Wayne Rooney recently described Van Gaal as “by far the best coach I have worked with” and Mata has lifted the lid on his own experiences of the ex-Bayern Munich boss.

“Hi, I’m Louis van Gaal, please can you introduce yourself and tell me things about you?”, Mata recalled in his new book “Juan Mata: Suddenly A Footballer” (via the Daily Mirror).

“The manager, Ryan Giggs, myself and a bottle of Rioja wine – which he suggested we should try – were in that room.

“It was pre-season, Los Angeles, and I was about to ‘introduce myself ’ to my new coach.

“Those who know Van Gaal know how intimidating he can be, face-to-face. Things about myself? I thought. What does he mean? I didn’t know where to start. I took the safe route.

“My name is Juan, I’m 26 and I’ve been playing football since I’ve had a memory . . . ”

“I know that,” he interrupted. “Tell me about your personal life. Do you have a wife? Children? What do you like apart from football?”

“He started firing off direct questions about my life and career before moving on to footballing matters: ‘Where do you think you can play? What’s your position? Where do you see yourself in this system?’

“Louis wanted to see what we were made of and how we reacted through his interrogation. He simply wanted to get to know his players better on and off the pitch.

“The frightening aura around him soon dissipated to reveal a kind-hearted man. We started to notice how emotional he would get during his briefings.

“When we had played very well or covered more ground and had more chances than the opposition, you could see the spark in his eyes, portraying how moved he was by his players’ effort.

 

“He would also tell us about how he had received a letter from a mother thanking him because three players had stopped to sign autographs for her children after waiting for us for hours outside the training ground. He was genuinely moved by those small details.

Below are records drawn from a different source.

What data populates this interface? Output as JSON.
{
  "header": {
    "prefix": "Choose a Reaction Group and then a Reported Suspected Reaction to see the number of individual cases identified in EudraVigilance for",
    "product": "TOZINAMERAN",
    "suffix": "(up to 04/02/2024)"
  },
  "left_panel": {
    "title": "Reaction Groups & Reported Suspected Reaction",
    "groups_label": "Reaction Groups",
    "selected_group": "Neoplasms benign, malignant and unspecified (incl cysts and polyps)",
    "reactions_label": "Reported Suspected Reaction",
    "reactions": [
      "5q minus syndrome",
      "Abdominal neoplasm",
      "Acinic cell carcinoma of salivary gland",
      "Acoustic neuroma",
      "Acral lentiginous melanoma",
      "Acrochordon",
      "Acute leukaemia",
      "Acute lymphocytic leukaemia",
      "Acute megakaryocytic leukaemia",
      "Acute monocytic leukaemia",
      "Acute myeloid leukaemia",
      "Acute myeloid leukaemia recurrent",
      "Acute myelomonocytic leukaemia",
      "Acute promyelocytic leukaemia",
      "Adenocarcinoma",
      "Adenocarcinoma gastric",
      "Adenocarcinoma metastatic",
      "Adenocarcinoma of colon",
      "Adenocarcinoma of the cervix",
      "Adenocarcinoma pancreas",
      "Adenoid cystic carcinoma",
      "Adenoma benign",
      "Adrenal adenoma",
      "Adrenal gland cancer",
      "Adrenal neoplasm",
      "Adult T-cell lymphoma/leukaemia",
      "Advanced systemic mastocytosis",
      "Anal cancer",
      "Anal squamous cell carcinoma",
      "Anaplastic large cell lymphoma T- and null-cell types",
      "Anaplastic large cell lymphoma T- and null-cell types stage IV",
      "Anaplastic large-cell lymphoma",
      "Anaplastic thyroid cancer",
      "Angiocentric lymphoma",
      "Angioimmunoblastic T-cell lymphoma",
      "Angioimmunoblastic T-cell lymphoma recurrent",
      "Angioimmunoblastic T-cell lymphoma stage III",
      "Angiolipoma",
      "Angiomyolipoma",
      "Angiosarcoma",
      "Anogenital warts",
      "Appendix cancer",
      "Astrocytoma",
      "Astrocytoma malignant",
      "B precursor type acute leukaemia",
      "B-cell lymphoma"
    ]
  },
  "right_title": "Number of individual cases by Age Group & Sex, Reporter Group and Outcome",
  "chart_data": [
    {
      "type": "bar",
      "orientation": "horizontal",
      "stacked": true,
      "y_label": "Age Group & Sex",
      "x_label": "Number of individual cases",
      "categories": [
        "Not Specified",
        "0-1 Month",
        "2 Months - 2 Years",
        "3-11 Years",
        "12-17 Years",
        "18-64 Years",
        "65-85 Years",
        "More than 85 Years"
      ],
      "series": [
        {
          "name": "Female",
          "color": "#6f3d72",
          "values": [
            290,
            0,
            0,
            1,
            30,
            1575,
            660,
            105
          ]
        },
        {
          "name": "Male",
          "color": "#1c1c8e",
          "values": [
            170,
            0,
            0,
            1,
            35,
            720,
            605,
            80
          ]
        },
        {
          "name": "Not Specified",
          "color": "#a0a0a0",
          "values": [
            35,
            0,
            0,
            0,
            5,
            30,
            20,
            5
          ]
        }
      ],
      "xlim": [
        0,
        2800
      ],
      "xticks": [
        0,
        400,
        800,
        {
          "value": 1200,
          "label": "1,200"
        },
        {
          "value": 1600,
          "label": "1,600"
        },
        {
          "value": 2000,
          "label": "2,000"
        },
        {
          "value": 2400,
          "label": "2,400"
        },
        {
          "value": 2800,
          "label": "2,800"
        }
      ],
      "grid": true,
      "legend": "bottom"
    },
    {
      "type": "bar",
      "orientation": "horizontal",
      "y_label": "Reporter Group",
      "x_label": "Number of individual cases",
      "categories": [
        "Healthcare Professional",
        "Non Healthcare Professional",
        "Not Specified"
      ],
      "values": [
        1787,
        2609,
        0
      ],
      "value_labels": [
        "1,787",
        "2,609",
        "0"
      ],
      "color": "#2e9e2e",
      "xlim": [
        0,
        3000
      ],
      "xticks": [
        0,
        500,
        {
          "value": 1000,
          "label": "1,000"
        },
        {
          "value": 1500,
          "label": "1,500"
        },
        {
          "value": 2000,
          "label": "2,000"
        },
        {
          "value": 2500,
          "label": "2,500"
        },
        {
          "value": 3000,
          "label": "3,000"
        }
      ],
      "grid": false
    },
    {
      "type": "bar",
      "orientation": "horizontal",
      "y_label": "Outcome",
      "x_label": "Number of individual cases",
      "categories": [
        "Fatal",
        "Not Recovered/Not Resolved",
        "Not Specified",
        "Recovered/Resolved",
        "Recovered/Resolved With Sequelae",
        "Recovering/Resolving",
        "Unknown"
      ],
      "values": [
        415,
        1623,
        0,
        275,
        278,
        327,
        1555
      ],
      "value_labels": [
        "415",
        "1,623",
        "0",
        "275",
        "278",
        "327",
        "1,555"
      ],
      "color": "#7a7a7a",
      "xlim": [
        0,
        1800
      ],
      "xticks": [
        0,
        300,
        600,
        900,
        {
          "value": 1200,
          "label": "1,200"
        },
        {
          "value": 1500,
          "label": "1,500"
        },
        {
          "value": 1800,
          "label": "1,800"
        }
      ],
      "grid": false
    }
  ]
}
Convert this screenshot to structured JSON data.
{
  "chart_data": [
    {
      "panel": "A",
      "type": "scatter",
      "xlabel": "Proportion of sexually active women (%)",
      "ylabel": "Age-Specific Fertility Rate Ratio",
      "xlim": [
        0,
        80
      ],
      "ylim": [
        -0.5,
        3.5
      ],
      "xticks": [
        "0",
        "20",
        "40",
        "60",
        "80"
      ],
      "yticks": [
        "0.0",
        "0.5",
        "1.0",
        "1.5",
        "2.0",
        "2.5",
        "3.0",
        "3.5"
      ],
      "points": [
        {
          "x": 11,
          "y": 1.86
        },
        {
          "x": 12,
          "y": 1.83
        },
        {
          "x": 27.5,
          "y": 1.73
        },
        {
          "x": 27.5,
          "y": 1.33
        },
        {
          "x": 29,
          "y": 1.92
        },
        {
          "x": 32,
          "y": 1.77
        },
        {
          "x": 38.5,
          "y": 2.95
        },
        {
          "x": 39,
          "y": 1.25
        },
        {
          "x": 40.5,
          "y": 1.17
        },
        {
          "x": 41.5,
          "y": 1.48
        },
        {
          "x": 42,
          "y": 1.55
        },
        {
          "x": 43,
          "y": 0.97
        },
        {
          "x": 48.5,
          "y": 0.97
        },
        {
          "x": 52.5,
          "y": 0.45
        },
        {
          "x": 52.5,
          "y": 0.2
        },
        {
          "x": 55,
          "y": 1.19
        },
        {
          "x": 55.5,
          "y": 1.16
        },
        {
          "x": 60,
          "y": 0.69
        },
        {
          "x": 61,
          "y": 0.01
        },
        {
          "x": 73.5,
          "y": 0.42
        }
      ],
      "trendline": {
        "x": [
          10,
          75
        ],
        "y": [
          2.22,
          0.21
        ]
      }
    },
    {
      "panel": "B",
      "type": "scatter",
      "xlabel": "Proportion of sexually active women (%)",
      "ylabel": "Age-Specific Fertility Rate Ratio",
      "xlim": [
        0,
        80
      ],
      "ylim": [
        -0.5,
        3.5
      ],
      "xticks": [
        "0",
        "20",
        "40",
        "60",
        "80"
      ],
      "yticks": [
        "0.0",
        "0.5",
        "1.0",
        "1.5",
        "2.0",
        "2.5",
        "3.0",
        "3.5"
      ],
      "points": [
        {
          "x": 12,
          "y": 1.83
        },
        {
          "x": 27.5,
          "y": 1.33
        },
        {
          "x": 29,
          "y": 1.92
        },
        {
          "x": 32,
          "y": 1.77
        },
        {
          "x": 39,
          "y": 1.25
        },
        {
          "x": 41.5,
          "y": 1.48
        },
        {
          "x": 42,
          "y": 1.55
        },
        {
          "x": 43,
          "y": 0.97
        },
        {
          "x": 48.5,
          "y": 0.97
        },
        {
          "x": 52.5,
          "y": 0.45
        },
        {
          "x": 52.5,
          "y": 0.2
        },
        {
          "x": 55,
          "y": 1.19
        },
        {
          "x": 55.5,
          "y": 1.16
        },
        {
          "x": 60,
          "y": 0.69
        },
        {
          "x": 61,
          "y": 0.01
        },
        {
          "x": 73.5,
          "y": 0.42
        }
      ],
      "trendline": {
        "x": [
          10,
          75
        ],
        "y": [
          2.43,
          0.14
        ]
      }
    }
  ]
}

“On the pitch, he had a very special style of training that was structured in a rather routine manner. You were clear about what you were going to do before each session, which drills you would be doing and how you would prepare for games.

“He really liked getting us to play on the deck and only opting for long balls as a last resort. His preference was for us to bring the ball out and play a passing game.

“Off the pitch, he was also very structured in matters like all of us having lunch together at the training ground. We divided ourselves into tables and had to wait for one table to finish picking their food before we could pick ours.

“When we travelled, whoever was one minute late was handed a not insignificant fine.

“At the end of his time at the club, on his ‘farewell’, he let his emotional side take over and opened himself very honestly to us: ‘I don’t know if I’m going to be here next season, but I want to tell you anyway how proud I am of every single one of you. We fought together in adversity and we ended up lifting this special trophy. That is something that nobody will be able to change. Thank you to all of you’.

“We had just won the FA Cup minutes earlier and he was saying ‘goodbye and good luck’. He handed out pieces of paper to each of us with our return date on it, as he had organised the pre-season for next July.

“We all knew this was a routine process, going through the motions, because there were already so many rumours of him being sacked.

“Only minutes after lifting the FA Cup trophy, they would end up being true.”